- 3 egg yolks, at room temperature
- 2 tbsp water
- 175g unsalted butter, cut into 1.5cm cubes, at room temperature
- 2 tbsp fresh lemon juice
- Salt and ground white pepper to taste
Place a heatproof bowl over a medium saucepan that is quarter-filled with water. The bowl should fit snugly into the pan without touching the water.
Remove the bowl, cover the pan and bring the water to boil over high heat. Uncover and reduce heat to very low so the water is barely simmering. If the water is too hot, the egg yolks will cook too much and the sauce will curdle.

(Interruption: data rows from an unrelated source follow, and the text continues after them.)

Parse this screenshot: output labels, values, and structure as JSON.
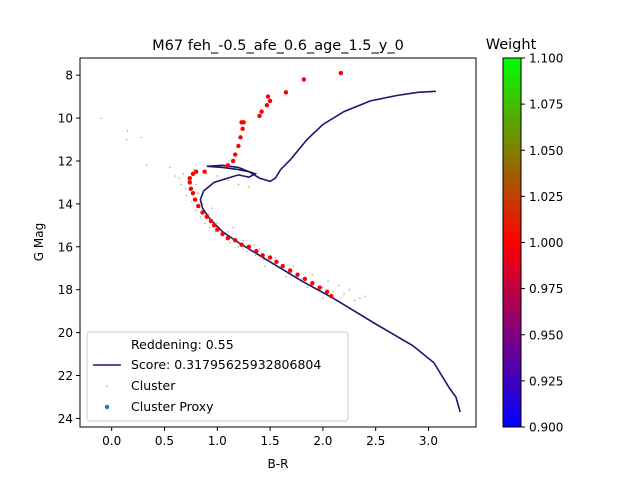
{
  "chart_data": {
    "type": "scatter",
    "title": "M67 feh_-0.5_afe_0.6_age_1.5_y_0",
    "xlabel": "B-R",
    "ylabel": "G Mag",
    "xlim": [
      -0.3,
      3.45
    ],
    "ylim": [
      24.4,
      7.2
    ],
    "y_inverted": true,
    "x_ticks": [
      "0.0",
      "0.5",
      "1.0",
      "1.5",
      "2.0",
      "2.5",
      "3.0"
    ],
    "y_ticks": [
      "8",
      "10",
      "12",
      "14",
      "16",
      "18",
      "20",
      "22",
      "24"
    ],
    "legend": {
      "position": "lower-left",
      "entries": [
        {
          "label": "Reddening: 0.55",
          "marker": "none"
        },
        {
          "label": "Score: 0.31795625932806804",
          "marker": "line",
          "color": "#191970"
        },
        {
          "label": "Cluster",
          "marker": "small-dot",
          "color": "#b5b08a"
        },
        {
          "label": "Cluster Proxy",
          "marker": "dot",
          "color": "#1f77b4"
        }
      ]
    },
    "colorbar": {
      "title": "Weight",
      "range": [
        0.9,
        1.1
      ],
      "ticks": [
        "0.900",
        "0.925",
        "0.950",
        "0.975",
        "1.000",
        "1.025",
        "1.050",
        "1.075",
        "1.100"
      ],
      "colormap": [
        "#0000ff",
        "#ff0000",
        "#00ff00"
      ]
    },
    "series": [
      {
        "name": "Score: 0.31795625932806804",
        "kind": "isochrone",
        "color": "#191970",
        "points": [
          [
            3.3,
            23.7
          ],
          [
            3.26,
            23.0
          ],
          [
            3.2,
            22.6
          ],
          [
            3.05,
            21.4
          ],
          [
            2.85,
            20.6
          ],
          [
            2.5,
            19.6
          ],
          [
            2.1,
            18.4
          ],
          [
            1.8,
            17.6
          ],
          [
            1.6,
            17.0
          ],
          [
            1.4,
            16.4
          ],
          [
            1.2,
            15.8
          ],
          [
            1.05,
            15.3
          ],
          [
            0.93,
            14.7
          ],
          [
            0.86,
            14.2
          ],
          [
            0.84,
            13.8
          ],
          [
            0.87,
            13.4
          ],
          [
            0.97,
            13.0
          ],
          [
            1.1,
            12.8
          ],
          [
            1.2,
            12.65
          ],
          [
            1.3,
            12.75
          ],
          [
            1.36,
            12.6
          ],
          [
            1.3,
            12.5
          ],
          [
            1.2,
            12.4
          ],
          [
            1.05,
            12.3
          ],
          [
            0.9,
            12.25
          ],
          [
            1.05,
            12.2
          ],
          [
            1.2,
            12.3
          ],
          [
            1.3,
            12.5
          ],
          [
            1.4,
            12.8
          ],
          [
            1.5,
            12.95
          ],
          [
            1.55,
            12.8
          ],
          [
            1.6,
            12.4
          ],
          [
            1.7,
            11.9
          ],
          [
            1.85,
            11.0
          ],
          [
            2.0,
            10.3
          ],
          [
            2.2,
            9.7
          ],
          [
            2.45,
            9.2
          ],
          [
            2.7,
            8.95
          ],
          [
            2.9,
            8.8
          ],
          [
            3.07,
            8.75
          ]
        ]
      },
      {
        "name": "Cluster Proxy",
        "kind": "weighted-points",
        "weight": 1.0,
        "points": [
          [
            0.88,
            12.5
          ],
          [
            0.8,
            12.5
          ],
          [
            0.77,
            12.6
          ],
          [
            0.74,
            12.8
          ],
          [
            0.74,
            13.0
          ],
          [
            0.75,
            13.3
          ],
          [
            0.77,
            13.5
          ],
          [
            0.79,
            13.8
          ],
          [
            0.82,
            14.1
          ],
          [
            0.86,
            14.4
          ],
          [
            0.9,
            14.6
          ],
          [
            0.94,
            14.8
          ],
          [
            0.97,
            15.0
          ],
          [
            1.0,
            15.2
          ],
          [
            1.05,
            15.4
          ],
          [
            1.1,
            15.6
          ],
          [
            1.17,
            15.7
          ],
          [
            1.23,
            15.9
          ],
          [
            1.3,
            16.0
          ],
          [
            1.37,
            16.2
          ],
          [
            1.43,
            16.4
          ],
          [
            1.5,
            16.5
          ],
          [
            1.56,
            16.7
          ],
          [
            1.62,
            16.9
          ],
          [
            1.69,
            17.1
          ],
          [
            1.76,
            17.3
          ],
          [
            1.83,
            17.5
          ],
          [
            1.9,
            17.7
          ],
          [
            1.97,
            17.9
          ],
          [
            2.04,
            18.1
          ],
          [
            2.08,
            18.3
          ],
          [
            1.1,
            12.2
          ],
          [
            1.15,
            12.0
          ],
          [
            1.17,
            11.7
          ],
          [
            1.2,
            11.3
          ],
          [
            1.22,
            10.9
          ],
          [
            1.24,
            10.5
          ],
          [
            1.23,
            10.2
          ],
          [
            1.25,
            10.2
          ],
          [
            1.4,
            9.9
          ],
          [
            1.42,
            9.7
          ],
          [
            1.47,
            9.4
          ],
          [
            1.5,
            9.2
          ],
          [
            1.48,
            9.0
          ],
          [
            1.65,
            8.8
          ],
          [
            1.82,
            8.2
          ],
          [
            2.17,
            7.9
          ]
        ]
      },
      {
        "name": "Cluster",
        "kind": "observed-stars",
        "color": "#b5b08a",
        "points": [
          [
            -0.1,
            10.0
          ],
          [
            0.15,
            10.6
          ],
          [
            0.14,
            11.0
          ],
          [
            0.28,
            10.9
          ],
          [
            0.33,
            12.2
          ],
          [
            0.55,
            12.3
          ],
          [
            0.6,
            12.7
          ],
          [
            0.64,
            12.8
          ],
          [
            0.66,
            13.1
          ],
          [
            0.7,
            13.3
          ],
          [
            0.71,
            13.6
          ],
          [
            0.72,
            12.9
          ],
          [
            0.76,
            13.9
          ],
          [
            0.8,
            14.3
          ],
          [
            0.84,
            14.6
          ],
          [
            0.88,
            14.9
          ],
          [
            0.93,
            15.1
          ],
          [
            0.98,
            15.3
          ],
          [
            1.05,
            15.5
          ],
          [
            1.12,
            15.8
          ],
          [
            1.2,
            16.0
          ],
          [
            1.28,
            16.2
          ],
          [
            1.36,
            16.4
          ],
          [
            1.44,
            16.6
          ],
          [
            1.52,
            16.8
          ],
          [
            1.6,
            17.0
          ],
          [
            1.7,
            17.2
          ],
          [
            1.8,
            17.5
          ],
          [
            1.9,
            17.7
          ],
          [
            2.0,
            17.9
          ],
          [
            2.1,
            18.1
          ],
          [
            2.2,
            18.2
          ],
          [
            2.35,
            18.4
          ],
          [
            2.4,
            18.3
          ],
          [
            2.25,
            18.0
          ],
          [
            2.05,
            17.6
          ],
          [
            1.9,
            17.3
          ],
          [
            1.72,
            16.9
          ],
          [
            1.55,
            16.5
          ],
          [
            1.4,
            16.1
          ],
          [
            1.25,
            15.7
          ],
          [
            1.1,
            15.3
          ],
          [
            1.0,
            14.9
          ],
          [
            0.92,
            14.5
          ],
          [
            0.86,
            14.0
          ],
          [
            0.82,
            13.5
          ],
          [
            0.8,
            13.1
          ],
          [
            0.9,
            12.6
          ],
          [
            1.0,
            12.7
          ],
          [
            1.1,
            12.9
          ],
          [
            1.2,
            13.1
          ],
          [
            1.3,
            13.2
          ],
          [
            0.68,
            12.6
          ],
          [
            0.78,
            12.4
          ],
          [
            1.45,
            16.9
          ],
          [
            1.65,
            17.4
          ],
          [
            1.85,
            17.9
          ],
          [
            2.0,
            18.4
          ],
          [
            2.15,
            17.8
          ],
          [
            1.35,
            15.9
          ],
          [
            1.15,
            15.1
          ],
          [
            0.95,
            14.2
          ],
          [
            2.3,
            18.5
          ]
        ]
      }
    ]
  }
}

Place the egg yolks and water in the heatproof bowl and place over the pan. Use a wire balloon whisk to whisk the mixture constantly for 3 minutes or until it is thick and pale, has doubled in volume and a ribbon trail forms when the whisk is lifted.
Add the butter a cube at a time, whisking constantly. It should take about 10 minutes. If the butter is added too quickly, it won’t mix easily with the egg yolks or the sauce may lose volume.
At the same time, it is important that the butter is at room temperature and added a cube at a time, so that it doesn’t take too long to be incorporated.
If the sauce cooks for too long, it can curdle.
The sauce will begin to thin when you start adding the butter. However, once the emulsion is established (after about the third cube), it will begin to thicken again. It will continue to thicken as the remaining butter is added.
Remove the bowl from the pan and place on a heatproof surface. The cooked sauce should have the consistency of very lightly whisked thickened cream. Whisk in the lemon juice and season with salt and pepper. Pour generously over freshly poached eggs.